Wednesday, January 17, 2024

Review: "Cause of Death" by Patricia Cornwell

 


Cause of Death
by Patricia Cornwell
Berkley, 1997

 

Patricia Cornwell’s seventh Dr. Kay Scarpetta novel, originally published by G. P. Putnam in 1996, is a blander production than her earlier work—Postmortem (1990), Body of Evidence (1992)—but there are enough plot twists, character banter, paranoia, and mysterious deaths to keep it entertaining. While Scarpetta, the Virginia State Medical Examiner, is covering for her Tidewater pathologist while he attends his mother’s funeral in England, a journalist Kay knows dies while diving in the restricted waters of the Inactive Naval Shipyard.
     When Scarpetta arrives on scene, a Navy investigator tries to intimidate her away, but Scarpetta, being Scarpetta, digs in and demands access. What she finds under the waves is an AP reporter named Ted Eddings. The Navy, and pretty much everyone else, likes the story that Ted was diving for Civil War relics and had an accident. A theory Kay doesn’t share since Ted had no obvious wounds or symptoms of drowning. When she won’t drop the case, Scarpetta begins receiving, at first subtle and later obvious, threats from an unknown source.
     Cause of Death begins as a straightforward forensic detective thriller—a mysterious death begets an investigation that uncovers further questions until a solution is found—but in the last 50 or so pages the narrative, a bit jarringly, swerves into something else entirely.
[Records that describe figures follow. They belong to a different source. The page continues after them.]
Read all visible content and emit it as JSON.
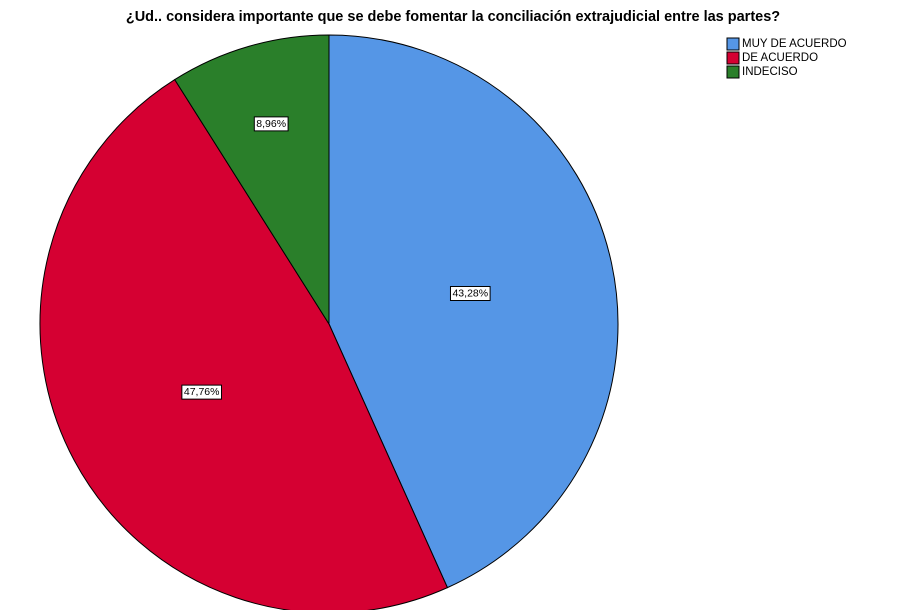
{
  "chart_data": {
    "type": "pie",
    "title": "¿Ud.. considera importante que se debe fomentar la conciliación extrajudicial entre las partes?",
    "categories": [
      "MUY DE ACUERDO",
      "DE ACUERDO",
      "INDECISO"
    ],
    "values": [
      43.28,
      47.76,
      8.96
    ],
    "value_labels": [
      "43,28%",
      "47,76%",
      "8,96%"
    ],
    "colors": [
      "#5596e6",
      "#d50032",
      "#2a7f2a"
    ],
    "legend": "top-right"
  }
}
Entertainment Weekly said in its review, “Cause of Death is less like a crime novel than a screen treatment for a David Koresh-meets-Tom Clancy TV movie-of-the-week.” A good comparison since those final chapters crashed into international thriller territory with terrorists, Libyan ambitions, and a thunderous visit from the FBI’s Hostage Rescue Team. A nasty cult is involved, too. Cornwell went big with the story, but a better play would have been to keep it small and criminal and believable. But even with that major flaw, Cause of Death kept me turning the pages with a rush all the way to the end and I’m sure I’ll read another Cornwell book sometime.